Here are the latest #Sentinel5P #TROPOMI SO₂ data covering most of the #HungaTongaHungaHaapai #eruption cloud (just the western edge is missing). The total SO₂ mass is ~0.4 Tg. @CopernicusEU @DlrSo2 @BIRA_IASB @ESA_EO @esa pic.twitter.com/sWNOhIQkcw
— Prof. Simon Carn (@simoncarn) January 16, 2022
Klemetti CNN’e verdiği demeçte, “Volkan bir dizi patlama daha yaparsa bu her şeyi değiştirir” dedi: “Ancak şu anda, iklim üzerinde büyük bir etkiye neden olacak kadar kükürt içermeyen, yeterince kısa bir olay gibi görünüyor.”
Yanardağ patlaması, sıcaklıklar üzerinde bölgesel bir etki yaratabilir, ancak bilim insanları bunun süresi ve ne kadar önemli olabileceğinden emin değil. Bu, büyük ölçüde SO2’nin ne kadarının stratosfere ulaştığına bağlı.
Erik Klemetti, küresel sıcaklık ve hava durumunu etkileyenin kül olmadığını da vurguladı. Çoğu insanın güneş ışığını yansıtan ve küresel sıcaklığı etkileyen şeyin volkanik kül olduğunu varsaydığını, ancak aerosollerin aksine külün atmosferde çok uzun süre kalmadığını belirten yanardağ uzmanı, önemli olanın kükürt dioksit olduğuna dikkat çekti: “Bir kül parçacığı ‘gerçek bir fiziksel cam parçası’dır. Küçücüktürler ama atmosferden oldukça hızlı bir şekilde düşecek kadar kütleleri bulunur.”
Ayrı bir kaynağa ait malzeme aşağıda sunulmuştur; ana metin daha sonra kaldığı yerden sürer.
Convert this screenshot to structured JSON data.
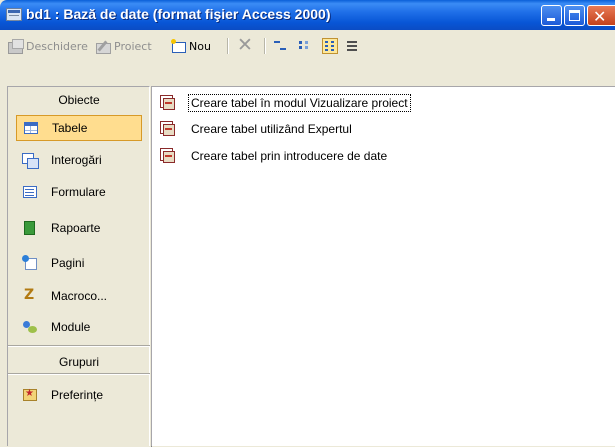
{
  "window": {
    "title": "bd1 : Bază de date (format fişier Access 2000)"
  },
  "toolbar": {
    "open_label": "Deschidere",
    "design_label": "Proiect",
    "new_label": "Nou",
    "delete_icon": "delete-x-icon",
    "view_icons": [
      "large-icons-view",
      "small-icons-view",
      "list-view",
      "details-view"
    ],
    "active_view": "list-view"
  },
  "objects_panel": {
    "header": "Obiecte",
    "items": [
      {
        "label": "Tabele",
        "icon": "table-icon",
        "selected": true
      },
      {
        "label": "Interogări",
        "icon": "query-icon"
      },
      {
        "label": "Formulare",
        "icon": "form-icon"
      },
      {
        "label": "Rapoarte",
        "icon": "report-icon"
      },
      {
        "label": "Pagini",
        "icon": "page-icon"
      },
      {
        "label": "Macroco...",
        "icon": "macro-icon"
      },
      {
        "label": "Module",
        "icon": "module-icon"
      }
    ],
    "groups_header": "Grupuri",
    "groups": [
      {
        "label": "Preferințe",
        "icon": "favorites-folder-icon"
      }
    ]
  },
  "content_list": {
    "items": [
      {
        "label": "Creare tabel în modul Vizualizare proiect",
        "focused": true
      },
      {
        "label": "Creare tabel utilizând Expertul"
      },
      {
        "label": "Creare tabel prin introducere de date"
      }
    ]
  },
  "colors": {
    "titlebar": "#0a5fd8",
    "selection": "#ffdd8f",
    "selection_border": "#d79a28",
    "window_bg": "#ece9d8"
  }
}
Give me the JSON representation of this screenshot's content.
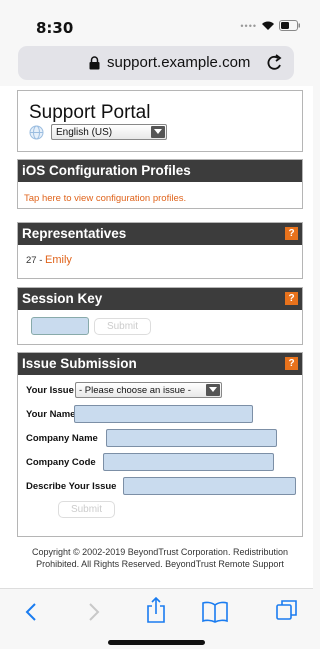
{
  "status_bar": {
    "time": "8:30",
    "signal_icon": "cellular-dots-icon",
    "wifi_icon": "wifi-icon",
    "battery_icon": "battery-icon"
  },
  "address_bar": {
    "url": "support.example.com",
    "lock_icon": "lock-icon",
    "reload_icon": "reload-icon"
  },
  "portal": {
    "title": "Support Portal",
    "language": "English (US)",
    "globe_icon": "globe-icon"
  },
  "ios_profiles": {
    "header": "iOS Configuration Profiles",
    "link": "Tap here to view configuration profiles."
  },
  "representatives": {
    "header": "Representatives",
    "help": "?",
    "items": [
      {
        "prefix": "27 - ",
        "name": "Emily"
      }
    ]
  },
  "session_key": {
    "header": "Session Key",
    "help": "?",
    "input_value": "",
    "submit": "Submit"
  },
  "issue_submission": {
    "header": "Issue Submission",
    "help": "?",
    "issue_label": "Your Issue",
    "issue_select": "- Please choose an issue -",
    "name_label": "Your Name",
    "company_name_label": "Company Name",
    "company_code_label": "Company Code",
    "describe_label": "Describe Your Issue",
    "submit": "Submit"
  },
  "footer": {
    "copyright": "Copyright © 2002-2019 BeyondTrust Corporation. Redistribution Prohibited. All Rights Reserved. BeyondTrust Remote Support"
  },
  "toolbar": {
    "back_icon": "back-icon",
    "forward_icon": "forward-icon",
    "share_icon": "share-icon",
    "bookmarks_icon": "bookmarks-icon",
    "tabs_icon": "tabs-icon"
  },
  "colors": {
    "accent_orange": "#e0641c",
    "header_dark": "#3c3c3c",
    "field_blue": "#c9dbee"
  }
}
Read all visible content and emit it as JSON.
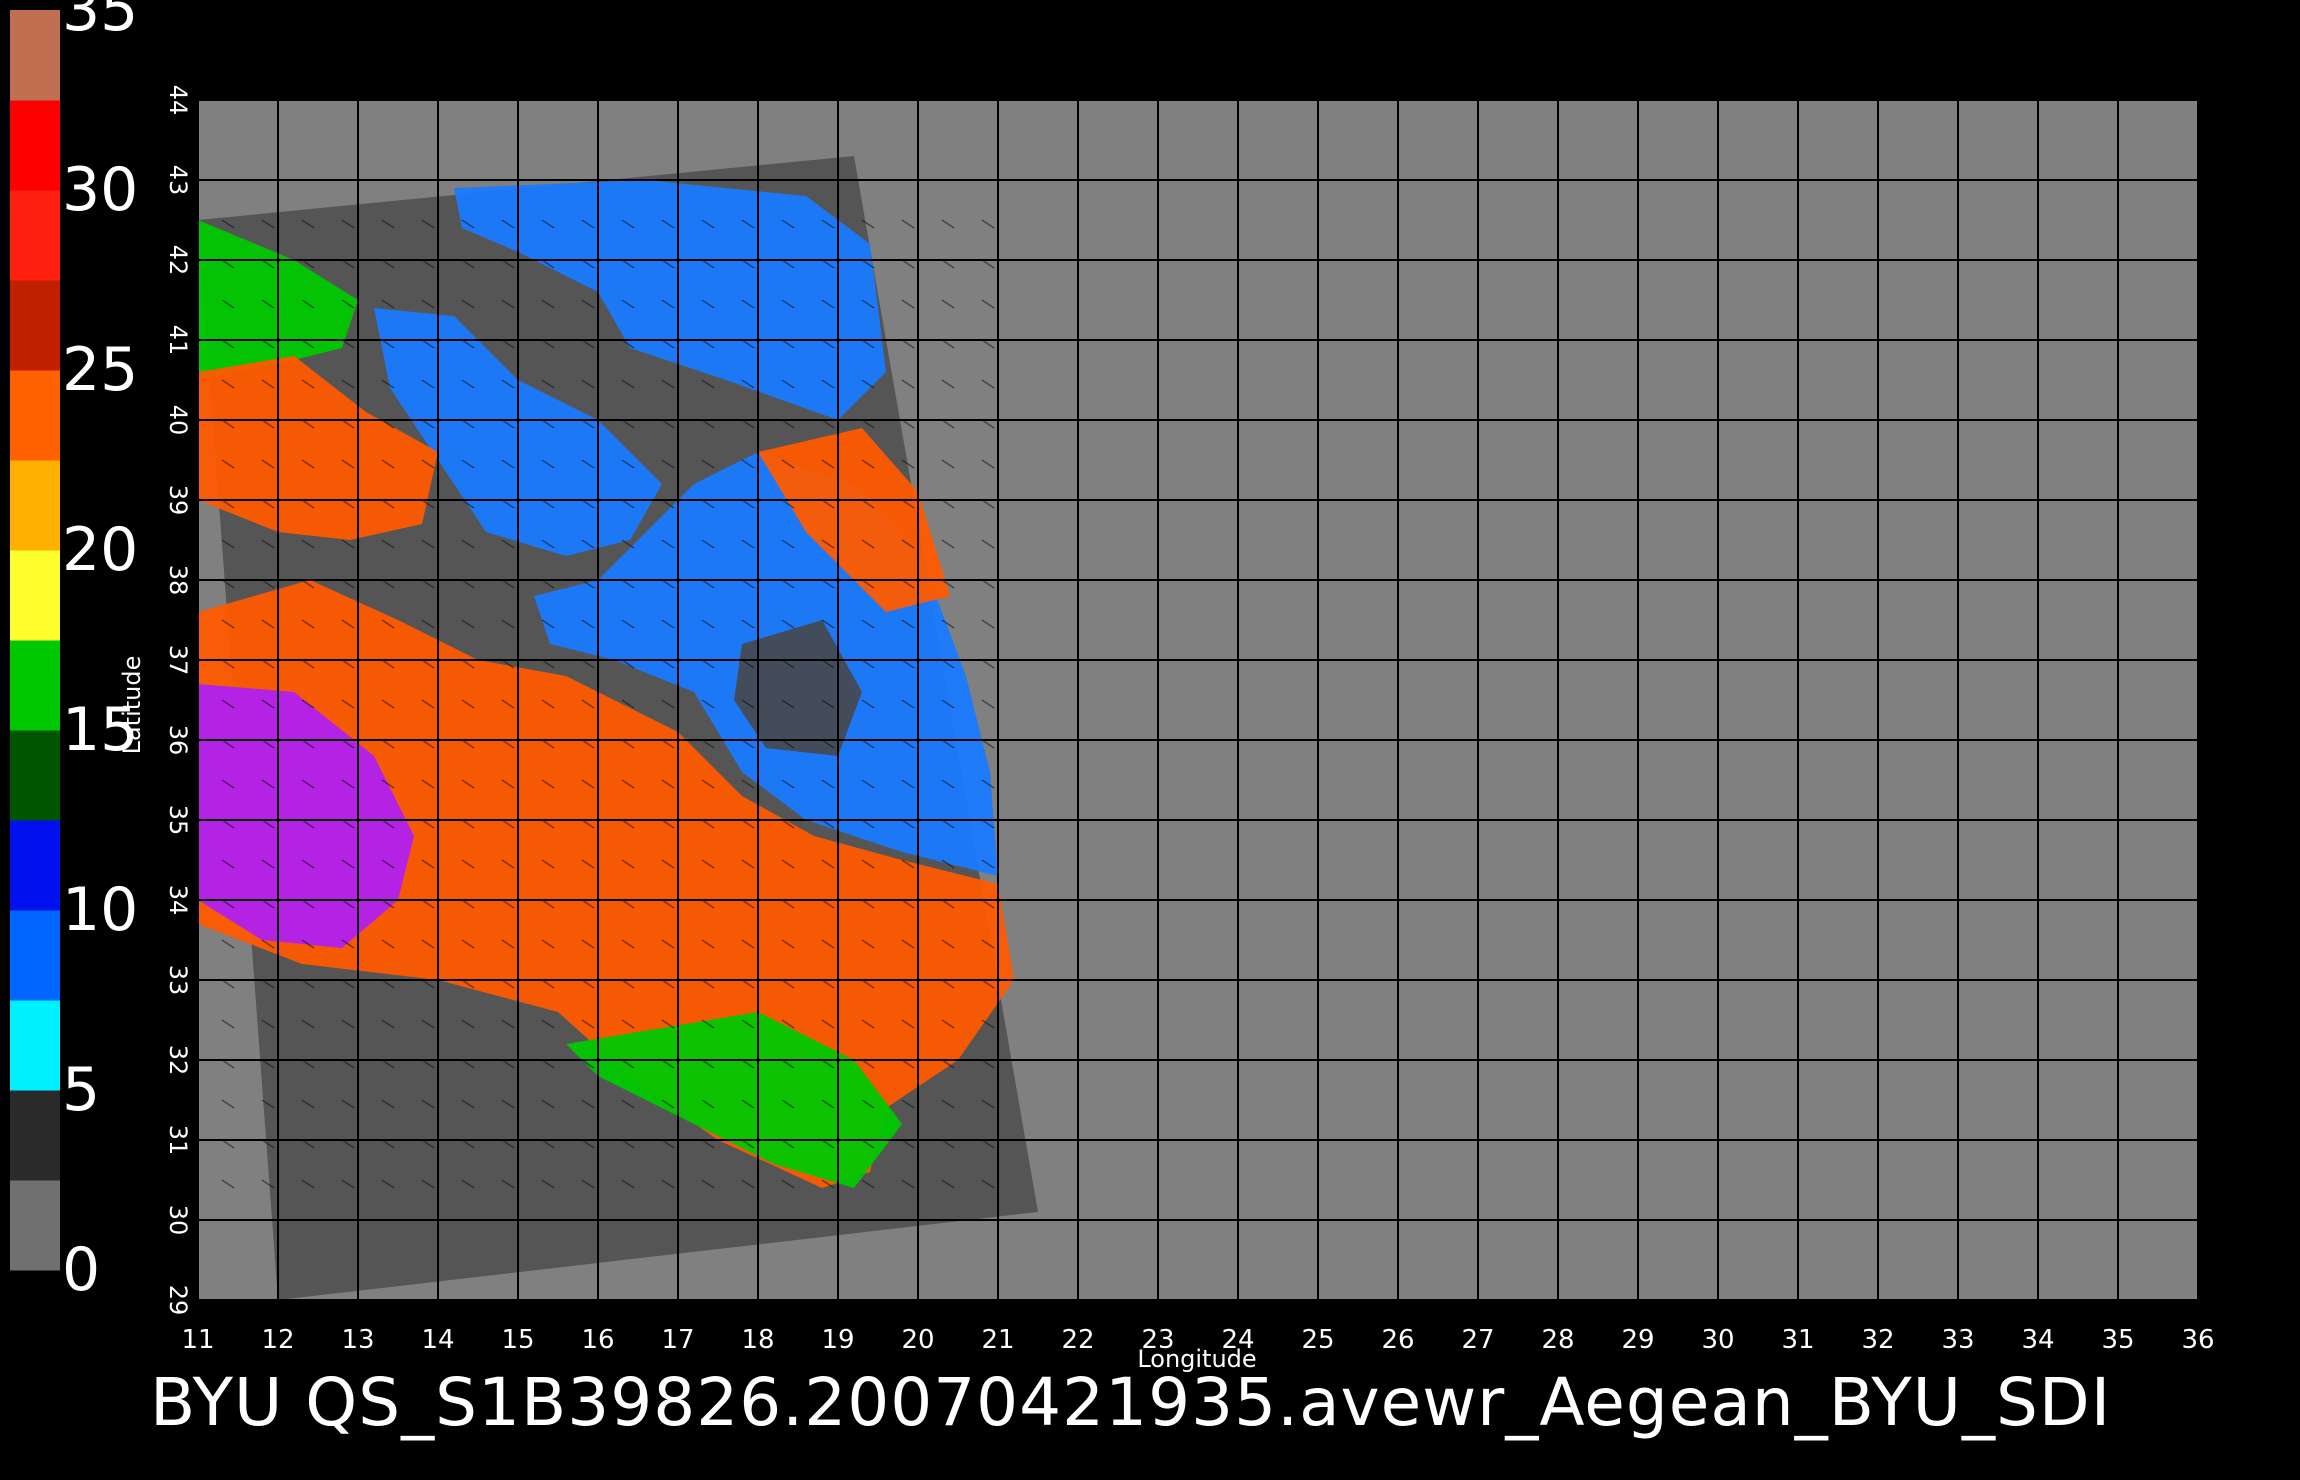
{
  "figure": {
    "footer_text": "BYU  QS_S1B39826.20070421935.avewr_Aegean_BYU_SDI",
    "x_axis_label": "Longitude",
    "y_axis_label": "Latitude"
  },
  "colorbar": {
    "labels": [
      "0",
      "5",
      "10",
      "15",
      "20",
      "25",
      "30",
      "35"
    ],
    "segments": [
      "#707070",
      "#2a2a2a",
      "#00f0ff",
      "#0066ff",
      "#0010ee",
      "#005500",
      "#00c800",
      "#ffff30",
      "#ffb000",
      "#ff6000",
      "#c02000",
      "#ff2010",
      "#ff0000",
      "#c07050"
    ]
  },
  "chart_data": {
    "type": "map",
    "x_ticks": [
      11,
      12,
      13,
      14,
      15,
      16,
      17,
      18,
      19,
      20,
      21,
      22,
      23,
      24,
      25,
      26,
      27,
      28,
      29,
      30,
      31,
      32,
      33,
      34,
      35,
      36
    ],
    "y_ticks": [
      29,
      30,
      31,
      32,
      33,
      34,
      35,
      36,
      37,
      38,
      39,
      40,
      41,
      42,
      43,
      44
    ],
    "xlim": [
      11,
      36
    ],
    "ylim": [
      29,
      44
    ],
    "colorbar_range": [
      0,
      35
    ],
    "grid": true,
    "swath_corners_lonlat": [
      [
        11.0,
        42.5
      ],
      [
        19.2,
        43.3
      ],
      [
        21.5,
        30.1
      ],
      [
        12.0,
        29.0
      ]
    ],
    "colors": {
      "background_no_data": "#808080",
      "land": "#555555",
      "low_wind": "#1a7aff",
      "moderate_wind": "#00c800",
      "high_wind": "#ff5a00",
      "very_high_wind": "#b020f0"
    }
  }
}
‘Daha çok veriye ihtiyaç var’
“Atmosfer tek ve dengeli bir sistem olduğu için bir yerde gerçekleşen değişim diğer bir alanı da etkileyebilir. Volkanik patlamaların dünyayı soğutabilecek kadar büyük ölçüde stratosfere kükürt dioksit ve aerosol saldığı bilinmektedir. En son yaşanan volkanik patlamadan kaynaklanan toz bulutunun 30 bin 48 kilometre yükseltiye ulaştığı ve stratosfere kül geçişinin olduğu rapor edildi.
Volkanik-atmosferik şok dalgaları sonrasında hava basıncı bozukluklarına neden olan meteotsunami oluşup oluşturmayacağı da bir diğer tartışma konusu. Yanardağdan kaynaklanan gözlemlenebilir ani ve çarpıcı atmosferik etkilere ek olarak, bu durumun dünyanın iklimini etkileyip etkilemeyeceğini söylemek için çok erken. Uydu görüntülerinden soğumaya yol açacak büyük bir kükürtdioksit sütunu gözükmüyor bunun için daha çok veri toplanması gerekir.”